Anfrage

Keine Absolution wegen Kirchenaustritts?

Image
anfrage1
Mir wurde in einer Beichte die Lossprechung verweigert, weil der Priester wusste, dass ich (aus ernsten Gründen) aus der Kirche ausgetreten bin. Ist das rechtens?

Es gibt manch einen Grund, einem Beichtenden die Lossprechung zu verweigern. Zum Beispiel mangelnde Reue oder mangelnden Vorsatz, es besser zu machen. So wäre es zum Beispiel rechtens, die Lossprechung zu verweigern, wenn Sie den Kirchenaustritt gebeichtet hätten, es aber nicht bereuen und auch nicht wiedereintreten wollen.
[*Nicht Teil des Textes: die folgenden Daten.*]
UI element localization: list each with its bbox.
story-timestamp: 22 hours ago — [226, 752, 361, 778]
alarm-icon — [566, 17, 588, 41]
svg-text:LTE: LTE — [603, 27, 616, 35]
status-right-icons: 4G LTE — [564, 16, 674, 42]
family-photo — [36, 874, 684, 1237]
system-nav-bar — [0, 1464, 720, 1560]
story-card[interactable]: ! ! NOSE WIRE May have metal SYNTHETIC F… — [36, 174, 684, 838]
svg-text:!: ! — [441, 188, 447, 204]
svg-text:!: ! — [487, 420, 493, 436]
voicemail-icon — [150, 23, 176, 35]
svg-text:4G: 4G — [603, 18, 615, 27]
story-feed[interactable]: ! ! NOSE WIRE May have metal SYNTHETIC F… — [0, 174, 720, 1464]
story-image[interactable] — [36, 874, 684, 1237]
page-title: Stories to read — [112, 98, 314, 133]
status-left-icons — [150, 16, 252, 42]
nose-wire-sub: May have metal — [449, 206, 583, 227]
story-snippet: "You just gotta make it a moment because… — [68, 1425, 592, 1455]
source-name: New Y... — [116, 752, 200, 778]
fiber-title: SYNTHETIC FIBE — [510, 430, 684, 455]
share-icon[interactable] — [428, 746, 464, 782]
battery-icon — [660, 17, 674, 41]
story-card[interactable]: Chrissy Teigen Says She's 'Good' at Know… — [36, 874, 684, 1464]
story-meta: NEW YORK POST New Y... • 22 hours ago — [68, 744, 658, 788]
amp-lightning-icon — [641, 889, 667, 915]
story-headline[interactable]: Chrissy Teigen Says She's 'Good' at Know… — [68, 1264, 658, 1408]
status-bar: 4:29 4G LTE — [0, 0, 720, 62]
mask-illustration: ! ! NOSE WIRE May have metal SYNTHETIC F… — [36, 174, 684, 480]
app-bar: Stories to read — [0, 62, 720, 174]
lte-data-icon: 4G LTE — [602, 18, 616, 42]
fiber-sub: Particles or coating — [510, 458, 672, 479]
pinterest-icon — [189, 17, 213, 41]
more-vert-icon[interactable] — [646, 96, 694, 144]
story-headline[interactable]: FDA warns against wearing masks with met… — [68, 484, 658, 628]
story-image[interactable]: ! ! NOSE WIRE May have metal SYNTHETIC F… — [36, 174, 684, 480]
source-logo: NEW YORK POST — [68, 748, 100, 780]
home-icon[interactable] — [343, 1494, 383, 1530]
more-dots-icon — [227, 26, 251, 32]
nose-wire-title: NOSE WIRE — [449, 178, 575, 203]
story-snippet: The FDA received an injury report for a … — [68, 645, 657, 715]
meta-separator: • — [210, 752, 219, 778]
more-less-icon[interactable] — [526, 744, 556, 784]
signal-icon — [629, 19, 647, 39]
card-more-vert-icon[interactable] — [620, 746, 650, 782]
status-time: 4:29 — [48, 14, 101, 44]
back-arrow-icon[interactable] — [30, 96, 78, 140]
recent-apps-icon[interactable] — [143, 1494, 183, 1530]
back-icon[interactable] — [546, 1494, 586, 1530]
Aber vermutlich ging es bei der Beichte wohl um etwas anderes.

Der einzige Grund für die Verweigerung, den ich mir vorstellen kann, ist deshalb ein formaler: die Meinung nämlich, dass jemand, der aus der Kirche austritt, sich selbst exkommuniziert und damit von den Sakramenten der Kirche ausgeschlossen ist.

Diese Meinung ist allerdings stark umstritten. So steht im „Handbuch des katholischen Kirchenrechts“, einem Standardwerk der Rechtsauslegung: „Wenn ein katholischer Christ aus anderen Gründen, obwohl er innerlich am katholischen Glauben festhält, seinen Austritt aus der Kirche erklärt, ist die Exkommunikation nicht eindeutig gegeben.“ Und der Päpstliche Rat für die Gesetzestexte stellt in ähnlicher Weise fest, die Erklärung gegenüber einer Behörde, nicht mehr als Katholik geführt werden zu wollen, sei „nicht in jedem Fall Ausdruck einer kirchen- oder glaubensablehnenden Haltung“. Vor dem Aussprechen von Strafen müsse geprüft werden, „welche innere Haltung hinter der äußeren Handlung“ stehe.

Gerade heute, wo Menschen vermehrt wegen der eklatanten Missstände aus der Kirche austreten, aber weiterhin als gläubige Menschen leben, beten, Gottesdienste mitfeiern, Werke der Liebe tun und wenn möglich finanzielle Hilfen leisten, ist es also ein Kurzschluss zu sagen: Austritt gleich Exkommunikation gleich Ausschluss von den Sakramenten gleich Verweigerung der Absolution. Ein logischer Kurzschluss, ein theologischer und ein rechtlicher. 

Deshalb: Nein, die Verweigerung der Lossprechung ist nicht rechtens. Sie ist eher empörend. Machtgehabe. Und Sie könnten überlegen, den zuständigen Bischof darüber zu informieren.